We camped here while searching for a close beach campground. We definitely found that, but it was noisy, and very popular. A definite plus for some and a minus for others. We probably didn't do enough research on our site location, as we were close enough to the playground that our childless group suddenly sounded like it was surrounded by children. It is definitely a popular place, especially for those with sand vehicles as the dunes are nearby.
Plenty of amenities, definite close beach access! Makes for a great chance to catch the sunset over the water. Interestingly enough, the beach was not super crowded.
This hike in site is great for those who are looking to get away from the RVs and large groups of family campers that are in the other areas of LL Stub Stewart. The bit of a hike in deters most people, but is totally doable. There are also small carts for gear available, as long as they are not all in use. The path is not paved, but is not bad at all. Worth the hike in for the seclusion!
Each site has a picnic table, and the forested area means that you don't feel like you are right on top of one another. We were able to fit two tents in our site, although it was a little bit of a squeeze. The communal fire area gives you a great experience to meet fellow campers, and is large enough that multiple groups can cook at once, as long as you aren't a fire hog! The bugs can get pretty bad, however, so bug spray is a must.
We had to walk the loop twice to find our perfect spot, but we also went during a meteor shower weekend and were lucky to find an empty site at all! LL Stub Stewart is full of great hiking and biking trails, and has a hilltop area that overlooks the park. There is even a small "dog park" area, along with a picnic shelter. Great for finding orchids in the spring, as well as rough skin newts.
Smith Rock always surprises me- here you are, driving through the farmlands of Central Oregon and BAM. There is Smith, rising out of the ground. Although there are no actual "sites", the area for tents is peppered with naturally formed sites amongst trees. You may need to search a little for some space, but I've always found a secluded spot for a tent or hammock. You may just have to move a few rocks out of the way. Parking can occasionally be a struggle if you get there late at night, but that just means a little bit more of a hike in.

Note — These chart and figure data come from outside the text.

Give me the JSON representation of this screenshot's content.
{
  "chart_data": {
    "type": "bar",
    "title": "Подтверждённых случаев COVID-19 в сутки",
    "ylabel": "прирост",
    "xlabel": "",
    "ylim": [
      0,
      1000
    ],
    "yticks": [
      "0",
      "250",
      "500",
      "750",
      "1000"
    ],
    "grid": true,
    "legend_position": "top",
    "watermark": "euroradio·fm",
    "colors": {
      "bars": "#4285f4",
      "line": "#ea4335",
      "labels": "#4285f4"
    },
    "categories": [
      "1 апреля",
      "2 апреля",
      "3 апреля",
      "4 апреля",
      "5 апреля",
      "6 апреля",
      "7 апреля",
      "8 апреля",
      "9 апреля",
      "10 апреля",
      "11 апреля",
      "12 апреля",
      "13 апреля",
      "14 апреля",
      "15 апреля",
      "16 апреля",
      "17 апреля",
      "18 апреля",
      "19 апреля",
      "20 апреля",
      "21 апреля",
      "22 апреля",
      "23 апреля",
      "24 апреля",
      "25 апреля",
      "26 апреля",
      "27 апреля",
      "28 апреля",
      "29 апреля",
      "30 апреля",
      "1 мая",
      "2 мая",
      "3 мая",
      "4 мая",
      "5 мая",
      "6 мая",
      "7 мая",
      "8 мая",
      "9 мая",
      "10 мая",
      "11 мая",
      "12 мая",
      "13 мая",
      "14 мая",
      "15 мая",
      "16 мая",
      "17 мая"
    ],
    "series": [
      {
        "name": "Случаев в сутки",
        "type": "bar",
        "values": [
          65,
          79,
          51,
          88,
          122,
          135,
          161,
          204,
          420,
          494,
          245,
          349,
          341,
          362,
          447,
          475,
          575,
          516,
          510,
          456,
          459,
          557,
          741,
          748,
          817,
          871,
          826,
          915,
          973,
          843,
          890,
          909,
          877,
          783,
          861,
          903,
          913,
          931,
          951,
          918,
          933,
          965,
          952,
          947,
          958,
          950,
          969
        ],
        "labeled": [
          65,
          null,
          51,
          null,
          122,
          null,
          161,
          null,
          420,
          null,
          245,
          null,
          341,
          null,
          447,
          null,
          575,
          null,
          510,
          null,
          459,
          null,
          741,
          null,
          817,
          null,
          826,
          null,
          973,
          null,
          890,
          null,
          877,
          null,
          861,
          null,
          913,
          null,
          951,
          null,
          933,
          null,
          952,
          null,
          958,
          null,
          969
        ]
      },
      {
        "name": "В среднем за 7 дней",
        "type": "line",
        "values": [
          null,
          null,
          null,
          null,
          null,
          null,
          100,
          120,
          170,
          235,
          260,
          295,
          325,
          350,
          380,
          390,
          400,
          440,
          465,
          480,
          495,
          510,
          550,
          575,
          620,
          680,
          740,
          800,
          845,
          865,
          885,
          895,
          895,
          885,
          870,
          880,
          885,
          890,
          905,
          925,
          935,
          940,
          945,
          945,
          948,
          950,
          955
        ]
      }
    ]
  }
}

There are no fires allowed, and all cooking is done in a communal area. Although this takes away from the "camping" experience of no s'mores, there is something to be said for joining fellow adventurers at meal times. There are plenty of picnic tables, and it's great to see what other people's set ups look like! There is a bathroom near the communal area, as well as a dish washing sink outside of the bathrooms. There is even an area at the bathroom to charge phones and other electronics. Showers are available.
The bivy sites are a short walk away to two different ways to get down into Smith Rock proper. You'll want to get an early start if you have specific routes in mind, especially on weekends or holidays. There is a drinking fountain at the bottom of the hill down to the climbing routes, right before crossing the river into a great network of trails.
This campground is GOLD! Definitely a popular place, but we managed to snag an amazing site next to a babbling creek, tucked down in trees and secluded from everyone else. There are a few restrooms with drinking fountains, and picnic tables/fire pits at each site.
The campground is full of hiking trails, including some that take you up to great views (also drivable, but half the fun is the hike!). There is a quarter mile trail that takes you to the Visitor Center that overlooks the ocean. Plenty of people were there watching for whales, but we unfortunately didn't see any. From the Visitor Center, there are several different trails to various geological formations such as Thor's Well, Devil's Churn, and Spouting Horn. It really shows the best of the Oregon coast.
The campground is within driving distance to other cool beaches and some amazing tide pools. It is also close to the adorable town of Yachats, which has everything the hungry camper could want. I highly recommend stopping at Yachats Brewing + Farmstore for a cold beer after a day of hiking.
Spent two nights in this great isolated spot- the first night we were the only ones there! The second night we were joined by several people who had car tents but we never felt like we were on top of one another. Wonderful flat area at the top of a hill that boast amazing views of the valley- gave us one of the best sunsets and moon rises that we have ever seen! There is a central pit toilet for all of the sites to share.
There is a fire tower a short distance away from the sites that you can walk up to the base of and hike around. Sites are also close drive to "Crack-in-the-Ground", which is a fascinating lava formation that makes for a good spot to hike around for half a day.
The road up to the site is washboard, so be prepared for a bumpy drive. There is a small store at Christmas Valley before the turnoff that has the essentials, including an emergency eyeglass repair kit when my husband was head butted by the dog. Oops!
The drive up to the campground looks like you are heading to a dairy farm, and lets just say those cows have the best ocean view of any other cows out there. This peaceful spot has a great hiking trail that takes you right to the ocean. There is a camp host on site, and the sites are evenly dispersed so you don't feel like you are on top of one another. The site we were in was tucked away, and we didn't feel disturbed at all! Best part, dogs allowed.
There is a flat marsh-area near the campground, which the tide comes far in at. So much so that there were people kayaking in it.
Not the traditional beach campsite, but absolutely gorgeous nevertheless.